Rabbi Joel Mosbacher of Beth Haverim Shir Shalom in Mahwah and his wife, Elyssa, knew the Sommers from summers at Olin-Sang-Ruby Union Institute, the Reform movement’s camp in Wisconsin; all are from Chicago. (The Mosbachers were counselors; the Sommers were their campers. Now they are equals, colleagues and friends.) Rabbi Mosbacher did not wait for the CCAR convention to shave his head; instead, he did it at his own shul on Purim, giving his own little Sweeney Todd-like twist to the proceedings. “I wanted to share the experience with the synagogue, because so many people there gave so generously,” he said. Following St. Baldrick’s rules, like all the other participants he actually did not have all his hair shaved off but instead got a buzzcut; the next day, he reported, he went to a barber shop to have the stubble shaved off as well. He did it again at the convention.

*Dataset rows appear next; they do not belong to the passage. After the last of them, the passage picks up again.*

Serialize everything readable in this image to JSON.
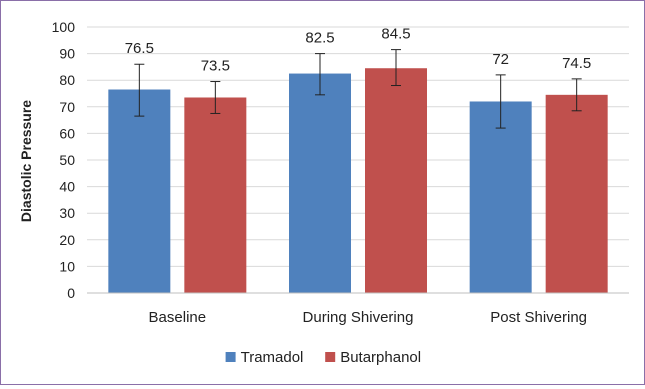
{
  "chart_data": {
    "type": "bar",
    "title": "",
    "xlabel": "",
    "ylabel": "Diastolic Pressure",
    "ylim": [
      0,
      100
    ],
    "ytick_step": 10,
    "grid": true,
    "legend_position": "bottom",
    "categories": [
      "Baseline",
      "During Shivering",
      "Post Shivering"
    ],
    "series": [
      {
        "name": "Tramadol",
        "color": "#4f81bd",
        "values": [
          76.5,
          82.5,
          72
        ],
        "labels": [
          "76.5",
          "82.5",
          "72"
        ],
        "error_low": [
          66.5,
          74.5,
          62
        ],
        "error_high": [
          86,
          90,
          82
        ]
      },
      {
        "name": "Butarphanol",
        "color": "#c0504d",
        "values": [
          73.5,
          84.5,
          74.5
        ],
        "labels": [
          "73.5",
          "84.5",
          "74.5"
        ],
        "error_low": [
          67.5,
          78,
          68.5
        ],
        "error_high": [
          79.5,
          91.5,
          80.5
        ]
      }
    ]
  }
}
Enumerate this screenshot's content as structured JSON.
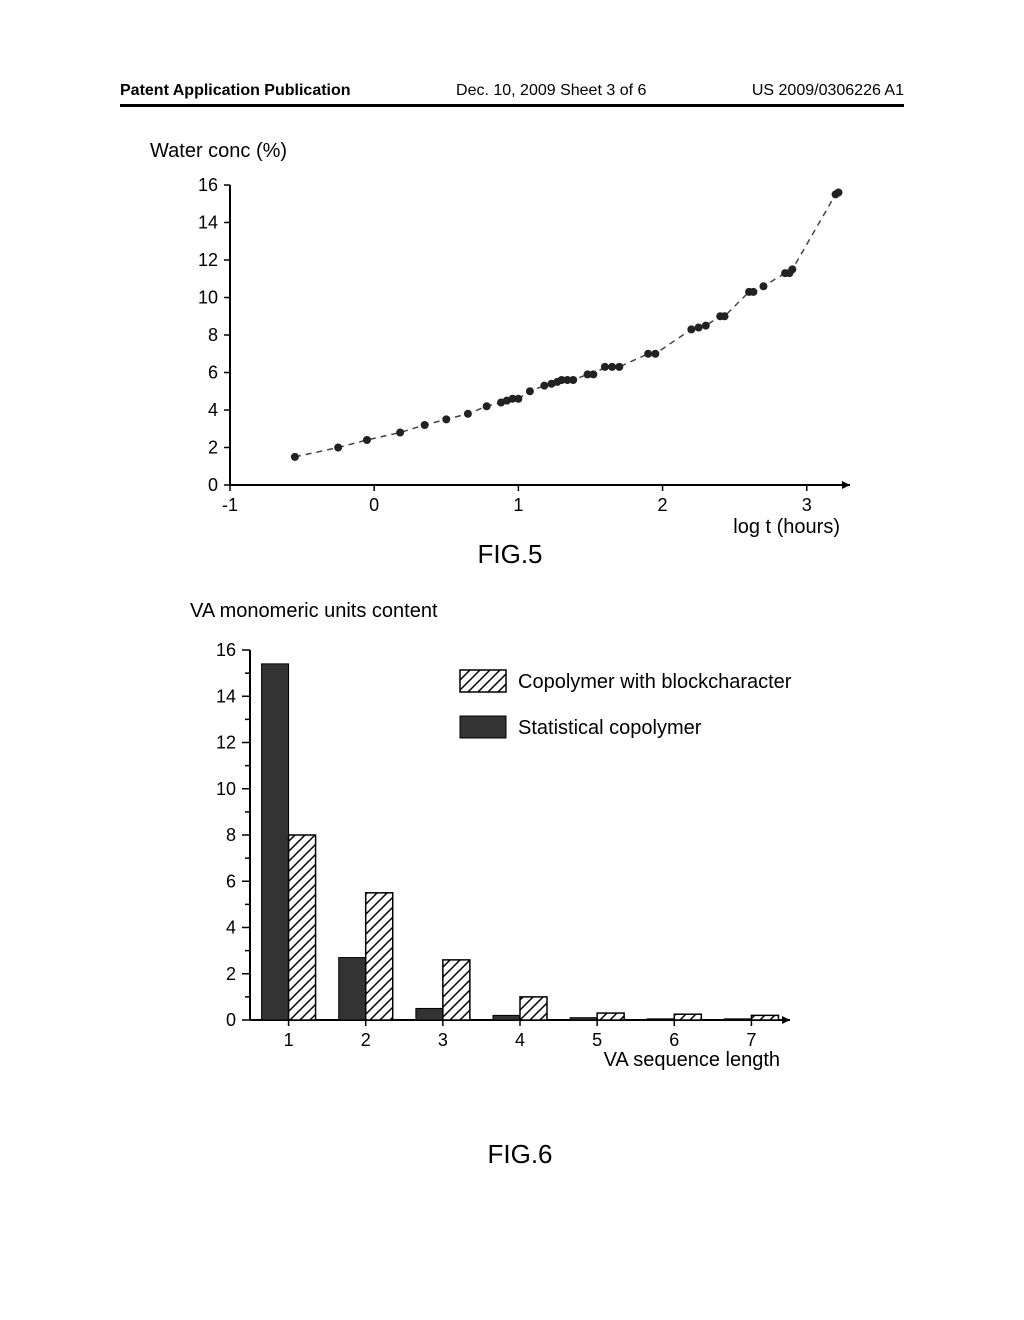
{
  "header": {
    "left": "Patent Application Publication",
    "center": "Dec. 10, 2009  Sheet 3 of 6",
    "right": "US 2009/0306226 A1"
  },
  "fig5": {
    "type": "scatter",
    "ylabel": "Water conc (%)",
    "xlabel": "log t (hours)",
    "caption": "FIG.5",
    "xlim": [
      -1,
      3.3
    ],
    "ylim": [
      0,
      16
    ],
    "xticks": [
      -1,
      0,
      1,
      2,
      3
    ],
    "yticks": [
      0,
      2,
      4,
      6,
      8,
      10,
      12,
      14,
      16
    ],
    "marker_color": "#222222",
    "marker_radius": 4,
    "trend_color": "#444444",
    "trend_dash": "6 5",
    "background_color": "#ffffff",
    "points": [
      [
        -0.55,
        1.5
      ],
      [
        -0.25,
        2.0
      ],
      [
        -0.05,
        2.4
      ],
      [
        0.18,
        2.8
      ],
      [
        0.35,
        3.2
      ],
      [
        0.5,
        3.5
      ],
      [
        0.65,
        3.8
      ],
      [
        0.78,
        4.2
      ],
      [
        0.88,
        4.4
      ],
      [
        0.92,
        4.5
      ],
      [
        0.96,
        4.6
      ],
      [
        1.0,
        4.6
      ],
      [
        1.08,
        5.0
      ],
      [
        1.18,
        5.3
      ],
      [
        1.23,
        5.4
      ],
      [
        1.27,
        5.5
      ],
      [
        1.3,
        5.6
      ],
      [
        1.34,
        5.6
      ],
      [
        1.38,
        5.6
      ],
      [
        1.48,
        5.9
      ],
      [
        1.52,
        5.9
      ],
      [
        1.6,
        6.3
      ],
      [
        1.65,
        6.3
      ],
      [
        1.7,
        6.3
      ],
      [
        1.9,
        7.0
      ],
      [
        1.95,
        7.0
      ],
      [
        2.2,
        8.3
      ],
      [
        2.25,
        8.4
      ],
      [
        2.3,
        8.5
      ],
      [
        2.4,
        9.0
      ],
      [
        2.43,
        9.0
      ],
      [
        2.6,
        10.3
      ],
      [
        2.63,
        10.3
      ],
      [
        2.7,
        10.6
      ],
      [
        2.85,
        11.3
      ],
      [
        2.88,
        11.3
      ],
      [
        2.9,
        11.5
      ],
      [
        3.2,
        15.5
      ],
      [
        3.22,
        15.6
      ]
    ]
  },
  "fig6": {
    "type": "bar",
    "title": "VA monomeric units content",
    "xlabel": "VA sequence length",
    "caption": "FIG.6",
    "xlim": [
      0.5,
      7.5
    ],
    "ylim": [
      0,
      16
    ],
    "xticks": [
      1,
      2,
      3,
      4,
      5,
      6,
      7
    ],
    "yticks": [
      0,
      2,
      4,
      6,
      8,
      10,
      12,
      14,
      16
    ],
    "bar_width": 0.35,
    "solid_color": "#333333",
    "hatch_stroke": "#000000",
    "background_color": "#ffffff",
    "legend": {
      "block": "Copolymer with blockcharacter",
      "stat": "Statistical copolymer"
    },
    "series": {
      "statistical": [
        15.4,
        2.7,
        0.5,
        0.2,
        0.1,
        0.05,
        0.05
      ],
      "block": [
        8.0,
        5.5,
        2.6,
        1.0,
        0.3,
        0.25,
        0.2
      ]
    }
  }
}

“The mitzvah isn’t shaving your head,” he said. “The mitzvah is calling attention to a disease that is insidious.
“We all become rabbis because we want to fix stuff,” he said. “The only thing the Sommers want us to do we can’t do – bring him back. So the idea was to try to do something that would reduce the number of these stories in the world.

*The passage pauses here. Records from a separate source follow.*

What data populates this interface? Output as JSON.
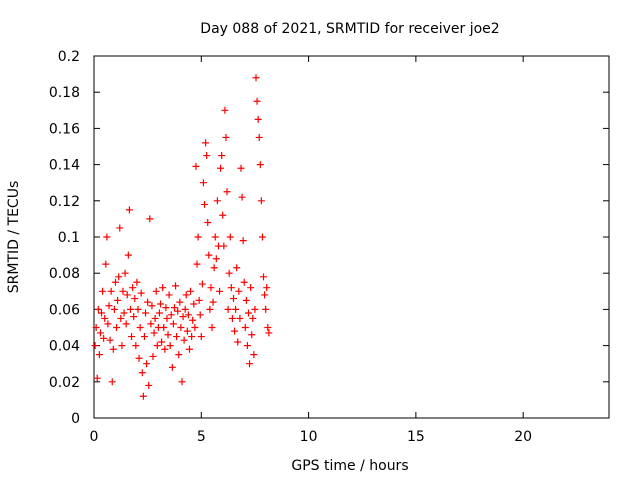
{
  "chart_data": {
    "type": "scatter",
    "title": "Day 088 of 2021, SRMTID for receiver joe2",
    "xlabel": "GPS time / hours",
    "ylabel": "SRMTID / TECUs",
    "xlim": [
      0,
      24
    ],
    "ylim": [
      0,
      0.2
    ],
    "x_ticks": [
      0,
      5,
      10,
      15,
      20
    ],
    "y_ticks": [
      0,
      0.02,
      0.04,
      0.06,
      0.08,
      0.1,
      0.12,
      0.14,
      0.16,
      0.18,
      0.2
    ],
    "x_tick_labels": [
      "0",
      "5",
      "10",
      "15",
      "20"
    ],
    "y_tick_labels": [
      "0",
      "0.02",
      "0.04",
      "0.06",
      "0.08",
      "0.1",
      "0.12",
      "0.14",
      "0.16",
      "0.18",
      "0.2"
    ],
    "grid": true,
    "marker": "+",
    "marker_color": "#ff0000",
    "x_range_of_data": [
      0,
      8.2
    ],
    "points": [
      [
        0.05,
        0.04
      ],
      [
        0.1,
        0.05
      ],
      [
        0.15,
        0.022
      ],
      [
        0.2,
        0.06
      ],
      [
        0.25,
        0.035
      ],
      [
        0.3,
        0.047
      ],
      [
        0.35,
        0.058
      ],
      [
        0.4,
        0.07
      ],
      [
        0.45,
        0.044
      ],
      [
        0.5,
        0.055
      ],
      [
        0.55,
        0.085
      ],
      [
        0.6,
        0.1
      ],
      [
        0.65,
        0.052
      ],
      [
        0.7,
        0.062
      ],
      [
        0.75,
        0.043
      ],
      [
        0.8,
        0.07
      ],
      [
        0.85,
        0.02
      ],
      [
        0.9,
        0.038
      ],
      [
        0.95,
        0.06
      ],
      [
        1.0,
        0.075
      ],
      [
        1.05,
        0.05
      ],
      [
        1.1,
        0.065
      ],
      [
        1.15,
        0.078
      ],
      [
        1.2,
        0.105
      ],
      [
        1.25,
        0.055
      ],
      [
        1.3,
        0.04
      ],
      [
        1.35,
        0.07
      ],
      [
        1.4,
        0.058
      ],
      [
        1.45,
        0.08
      ],
      [
        1.5,
        0.052
      ],
      [
        1.55,
        0.068
      ],
      [
        1.6,
        0.09
      ],
      [
        1.65,
        0.115
      ],
      [
        1.7,
        0.06
      ],
      [
        1.75,
        0.045
      ],
      [
        1.8,
        0.072
      ],
      [
        1.85,
        0.056
      ],
      [
        1.9,
        0.066
      ],
      [
        1.95,
        0.04
      ],
      [
        2.0,
        0.075
      ],
      [
        2.05,
        0.06
      ],
      [
        2.1,
        0.033
      ],
      [
        2.15,
        0.05
      ],
      [
        2.2,
        0.069
      ],
      [
        2.25,
        0.025
      ],
      [
        2.3,
        0.012
      ],
      [
        2.35,
        0.045
      ],
      [
        2.4,
        0.058
      ],
      [
        2.45,
        0.03
      ],
      [
        2.5,
        0.064
      ],
      [
        2.55,
        0.018
      ],
      [
        2.6,
        0.11
      ],
      [
        2.65,
        0.052
      ],
      [
        2.7,
        0.062
      ],
      [
        2.75,
        0.034
      ],
      [
        2.8,
        0.047
      ],
      [
        2.85,
        0.055
      ],
      [
        2.9,
        0.07
      ],
      [
        2.95,
        0.04
      ],
      [
        3.0,
        0.05
      ],
      [
        3.05,
        0.058
      ],
      [
        3.1,
        0.063
      ],
      [
        3.15,
        0.042
      ],
      [
        3.2,
        0.072
      ],
      [
        3.25,
        0.05
      ],
      [
        3.3,
        0.038
      ],
      [
        3.35,
        0.061
      ],
      [
        3.4,
        0.055
      ],
      [
        3.45,
        0.046
      ],
      [
        3.5,
        0.068
      ],
      [
        3.55,
        0.04
      ],
      [
        3.6,
        0.057
      ],
      [
        3.65,
        0.028
      ],
      [
        3.7,
        0.052
      ],
      [
        3.75,
        0.061
      ],
      [
        3.8,
        0.073
      ],
      [
        3.85,
        0.045
      ],
      [
        3.9,
        0.059
      ],
      [
        3.95,
        0.035
      ],
      [
        4.0,
        0.064
      ],
      [
        4.05,
        0.05
      ],
      [
        4.1,
        0.02
      ],
      [
        4.15,
        0.056
      ],
      [
        4.2,
        0.043
      ],
      [
        4.25,
        0.06
      ],
      [
        4.3,
        0.068
      ],
      [
        4.35,
        0.048
      ],
      [
        4.4,
        0.057
      ],
      [
        4.45,
        0.038
      ],
      [
        4.5,
        0.07
      ],
      [
        4.55,
        0.045
      ],
      [
        4.6,
        0.054
      ],
      [
        4.65,
        0.063
      ],
      [
        4.7,
        0.05
      ],
      [
        4.75,
        0.139
      ],
      [
        4.8,
        0.085
      ],
      [
        4.85,
        0.1
      ],
      [
        4.9,
        0.065
      ],
      [
        4.95,
        0.057
      ],
      [
        5.0,
        0.045
      ],
      [
        5.05,
        0.074
      ],
      [
        5.1,
        0.13
      ],
      [
        5.15,
        0.118
      ],
      [
        5.2,
        0.152
      ],
      [
        5.25,
        0.145
      ],
      [
        5.3,
        0.108
      ],
      [
        5.35,
        0.09
      ],
      [
        5.4,
        0.06
      ],
      [
        5.45,
        0.072
      ],
      [
        5.5,
        0.05
      ],
      [
        5.55,
        0.064
      ],
      [
        5.6,
        0.083
      ],
      [
        5.65,
        0.1
      ],
      [
        5.7,
        0.088
      ],
      [
        5.75,
        0.12
      ],
      [
        5.8,
        0.095
      ],
      [
        5.85,
        0.07
      ],
      [
        5.9,
        0.138
      ],
      [
        5.95,
        0.145
      ],
      [
        6.0,
        0.112
      ],
      [
        6.05,
        0.095
      ],
      [
        6.1,
        0.17
      ],
      [
        6.15,
        0.155
      ],
      [
        6.2,
        0.125
      ],
      [
        6.25,
        0.06
      ],
      [
        6.3,
        0.08
      ],
      [
        6.35,
        0.1
      ],
      [
        6.4,
        0.072
      ],
      [
        6.45,
        0.055
      ],
      [
        6.5,
        0.066
      ],
      [
        6.55,
        0.048
      ],
      [
        6.6,
        0.06
      ],
      [
        6.65,
        0.083
      ],
      [
        6.7,
        0.042
      ],
      [
        6.75,
        0.07
      ],
      [
        6.8,
        0.055
      ],
      [
        6.85,
        0.138
      ],
      [
        6.9,
        0.122
      ],
      [
        6.95,
        0.098
      ],
      [
        7.0,
        0.075
      ],
      [
        7.05,
        0.05
      ],
      [
        7.1,
        0.065
      ],
      [
        7.15,
        0.04
      ],
      [
        7.2,
        0.058
      ],
      [
        7.25,
        0.03
      ],
      [
        7.3,
        0.072
      ],
      [
        7.35,
        0.046
      ],
      [
        7.4,
        0.055
      ],
      [
        7.45,
        0.035
      ],
      [
        7.5,
        0.06
      ],
      [
        7.55,
        0.188
      ],
      [
        7.6,
        0.175
      ],
      [
        7.65,
        0.165
      ],
      [
        7.7,
        0.155
      ],
      [
        7.75,
        0.14
      ],
      [
        7.8,
        0.12
      ],
      [
        7.85,
        0.1
      ],
      [
        7.9,
        0.078
      ],
      [
        7.95,
        0.068
      ],
      [
        8.0,
        0.06
      ],
      [
        8.05,
        0.072
      ],
      [
        8.1,
        0.05
      ],
      [
        8.15,
        0.047
      ]
    ]
  }
}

Like Rabbi Wizder, Rabbi Mosbacher resorted to a string of mutually exclusive words to explain the evening. “It felt exceedingly emotional and powerful and sad and joyous, and really quite mixed up,” he said. “I walked into the room that night and someone looked at me and said, ‘Are you OK?’
“And I said, ‘I don’t know how to feel. I am so proud of us for raising all this money, and so desperately sad for the Sommers family.
“I don’t know how they’ve walked through these last two years of their lives, much less through this convention,” he continued. (Sam was diagnosed 18 months before he died.) “Their presence was so moving and extraordinary. I would like to think they gained some comfort from this experience, but I can’t imagine how it must be for them to walk through their daily lives.”